Some of their presidential candidates tend to speak irresponsibly before results are announced. Biya’s challenger was Maurice Kamto. Just as Nelson Chamisa of the MDC Alliance (and Raila Odinga in Kenya) prematurely claimed victory, he, at a media conference on Monday, a day after the poll, told the “outgoing president to organise a peaceful way to transfer power”.
In a normal and peaceful country, these would have been innocuous utterances to boost Kamto’s confidence. But in a country with the political temperature of Cameroon, they were reckless.
As an outsider, one cannot dismiss what could be a legitimate claim to victory or the right to challenge the election results; my last visit to Douala was in 2012.
Still, Cameroon faces one of its toughest revolutions, and if Kamto fancies his presidential chances he should act accordingly.
Protesters in the Anglophone regions of the country are demanding a separate state, Ambazonia.
Are they justified? It is not my place to say. However, the fatal demonstrations have in the past pushed the government to shut down the internet or social media – just like Mugabe’s Zimbabwe. Luckily, President Biya’s government left the internet alone this time.

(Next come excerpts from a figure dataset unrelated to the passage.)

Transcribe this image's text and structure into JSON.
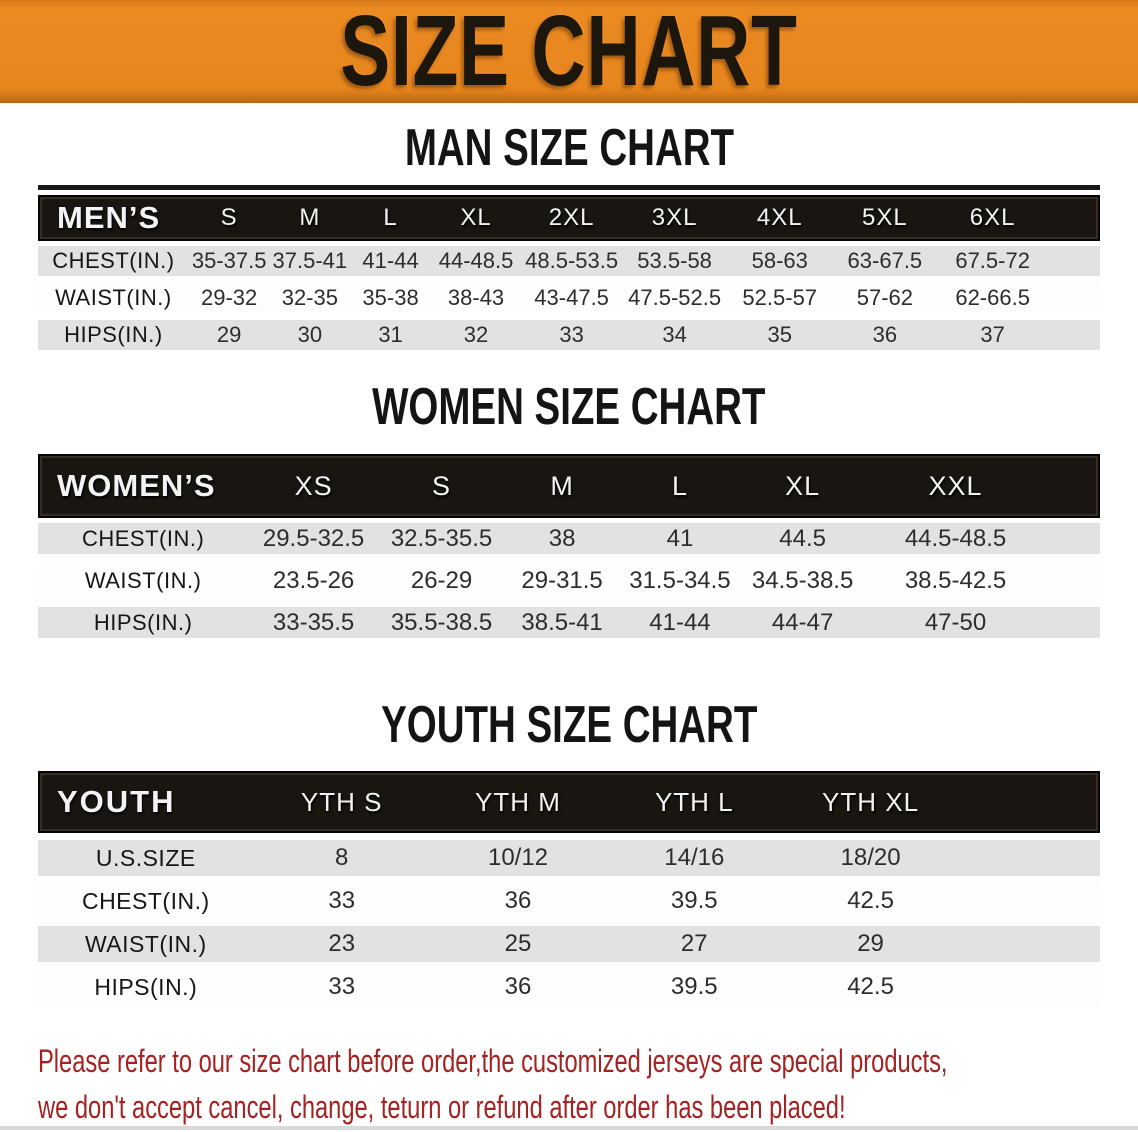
{
  "banner": {
    "title": "SIZE CHART",
    "bg_color": "#E8861E",
    "text_color": "#1D160D"
  },
  "colors": {
    "table_header_bg": "#191511",
    "row_gray": "#E2E2E2",
    "row_white": "#FDFDFD",
    "divider": "#191919",
    "disclaimer_red": "#A52222"
  },
  "sections": [
    {
      "heading": "MAN SIZE CHART",
      "table": {
        "header_label": "MEN’S",
        "columns": [
          "S",
          "M",
          "L",
          "XL",
          "2XL",
          "3XL",
          "4XL",
          "5XL",
          "6XL"
        ],
        "rows": [
          {
            "label": "CHEST(IN.)",
            "values": [
              "35-37.5",
              "37.5-41",
              "41-44",
              "44-48.5",
              "48.5-53.5",
              "53.5-58",
              "58-63",
              "63-67.5",
              "67.5-72"
            ]
          },
          {
            "label": "WAIST(IN.)",
            "values": [
              "29-32",
              "32-35",
              "35-38",
              "38-43",
              "43-47.5",
              "47.5-52.5",
              "52.5-57",
              "57-62",
              "62-66.5"
            ]
          },
          {
            "label": "HIPS(IN.)",
            "values": [
              "29",
              "30",
              "31",
              "32",
              "33",
              "34",
              "35",
              "36",
              "37"
            ]
          }
        ]
      }
    },
    {
      "heading": "WOMEN SIZE CHART",
      "table": {
        "header_label": "WOMEN’S",
        "columns": [
          "XS",
          "S",
          "M",
          "L",
          "XL",
          "XXL"
        ],
        "rows": [
          {
            "label": "CHEST(IN.)",
            "values": [
              "29.5-32.5",
              "32.5-35.5",
              "38",
              "41",
              "44.5",
              "44.5-48.5"
            ]
          },
          {
            "label": "WAIST(IN.)",
            "values": [
              "23.5-26",
              "26-29",
              "29-31.5",
              "31.5-34.5",
              "34.5-38.5",
              "38.5-42.5"
            ]
          },
          {
            "label": "HIPS(IN.)",
            "values": [
              "33-35.5",
              "35.5-38.5",
              "38.5-41",
              "41-44",
              "44-47",
              "47-50"
            ]
          }
        ]
      }
    },
    {
      "heading": "YOUTH SIZE CHART",
      "table": {
        "header_label": "YOUTH",
        "columns": [
          "YTH S",
          "YTH M",
          "YTH L",
          "YTH XL"
        ],
        "rows": [
          {
            "label": "U.S.SIZE",
            "values": [
              "8",
              "10/12",
              "14/16",
              "18/20"
            ]
          },
          {
            "label": "CHEST(IN.)",
            "values": [
              "33",
              "36",
              "39.5",
              "42.5"
            ]
          },
          {
            "label": "WAIST(IN.)",
            "values": [
              "23",
              "25",
              "27",
              "29"
            ]
          },
          {
            "label": "HIPS(IN.)",
            "values": [
              "33",
              "36",
              "39.5",
              "42.5"
            ]
          }
        ]
      }
    }
  ],
  "disclaimer": {
    "line1": "Please refer to our size chart before order,the customized jerseys are special products,",
    "line2": "we don't accept cancel, change, teturn or refund after order has been placed!"
  }
}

Kamto’s statements, however justifiable from the perspective of how long Biya has been in office, are regrettable. Interestingly and perhaps to demonstrate why his followers might not trust anything other than his triumph, unofficial announcements prematurely flooded WhatsApp and Facebook.
Impatience is justified these days. One country, half the size of Cameroon, is Rwanda. It announces election results within four hours of the closure of the polling stations. Why would Cameroon’s National Communication Council take so long?
Even as one faults the ill-timed statements by Kamto, Chamisa and Odinga, their followers’ impatience is not without cause. It is more a sign of the faith they lost in their institutions, and why Africa must rank these above political icons in order to have lasting peace.
Labelling Kamto’s statements as being irresponsible is a matter of saying to him: behave in a manner befitting of a presidential candidate, and do not risk the violent protests that rocked Zimbabwe (thanks to Chamisa’s dismissal of the poll he contested), or Kenya in August last year because of Odinga.
The solution is two-fold: presidential candidates must be in or out. Once they are in, they ought to respect the processes and institutions entirely.
The other side is the strengthening of institutions and freeing them from the greed of powermongers who are past their useful political shelf life.